CVE-2022-0690: 
PHP vulnerability analysis and mitigation

Cross-site Scripting (XSS) - Reflected vulnerability was discovered in Packagist microweber/microweber versions prior to 1.2.11, identified as CVE-2022-0690. The vulnerability was disclosed on February 19, 2022, affecting the Microweber content management system (NVD, CVE).

The vulnerability is classified as a Reflected Cross-site Scripting (XSS) issue, categorized under CWE-79 (Improper Neutralization of Input During Web Page Generation).
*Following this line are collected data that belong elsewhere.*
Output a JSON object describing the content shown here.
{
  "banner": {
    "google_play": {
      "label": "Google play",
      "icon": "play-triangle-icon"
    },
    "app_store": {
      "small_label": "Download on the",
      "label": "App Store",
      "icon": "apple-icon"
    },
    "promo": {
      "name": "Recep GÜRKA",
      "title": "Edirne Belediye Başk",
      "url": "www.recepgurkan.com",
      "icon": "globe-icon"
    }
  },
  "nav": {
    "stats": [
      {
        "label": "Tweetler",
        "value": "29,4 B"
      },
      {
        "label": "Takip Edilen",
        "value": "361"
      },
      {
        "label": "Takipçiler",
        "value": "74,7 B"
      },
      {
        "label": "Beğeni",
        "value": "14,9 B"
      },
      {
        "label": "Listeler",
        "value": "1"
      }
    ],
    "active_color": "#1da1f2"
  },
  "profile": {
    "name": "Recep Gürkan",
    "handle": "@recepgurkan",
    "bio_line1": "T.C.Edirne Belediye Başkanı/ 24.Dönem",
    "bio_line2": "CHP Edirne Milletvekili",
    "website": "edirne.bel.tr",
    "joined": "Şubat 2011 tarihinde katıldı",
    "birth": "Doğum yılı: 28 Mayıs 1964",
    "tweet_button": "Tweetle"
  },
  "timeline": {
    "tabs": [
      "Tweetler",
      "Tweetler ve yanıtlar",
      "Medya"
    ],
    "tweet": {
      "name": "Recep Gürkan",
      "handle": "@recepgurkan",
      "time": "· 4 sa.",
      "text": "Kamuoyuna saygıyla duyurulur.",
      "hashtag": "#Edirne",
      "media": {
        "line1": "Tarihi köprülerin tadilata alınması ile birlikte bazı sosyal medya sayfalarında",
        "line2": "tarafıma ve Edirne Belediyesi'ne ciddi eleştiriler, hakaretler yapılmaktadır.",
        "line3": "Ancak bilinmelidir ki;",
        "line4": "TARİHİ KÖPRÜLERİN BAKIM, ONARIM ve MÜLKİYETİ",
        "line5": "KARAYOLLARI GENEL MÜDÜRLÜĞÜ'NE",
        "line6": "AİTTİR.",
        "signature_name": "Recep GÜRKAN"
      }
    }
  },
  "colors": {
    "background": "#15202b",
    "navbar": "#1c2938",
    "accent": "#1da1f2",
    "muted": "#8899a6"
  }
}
The CVSS v3.1 base score is 6.1 (MEDIUM) with vector string CVSS:3.1/AV:N/AC:L/PR:N/UI:R/S:C/C:L/I:L/A:N, though huntr.dev assessed it at 8.8 (HIGH) with vector CVSS:3.0/AV:N/AC:L/PR:N/UI:R/S:U/C:H/I:H/A:H (NVD).

The vulnerability could allow attackers to execute malicious scripts in a user's browser context, potentially leading to theft of sensitive information, session hijacking, or other client-side attacks. The impact is considered significant as it affects the content management system's admin interface (NVD).

The vulnerability was patched in version 1.2.11 of microweber/microweber. Users are advised to upgrade to this version or later to mitigate the risk. The fix implements proper input validation for content IDs across multiple controller files (Github Patch).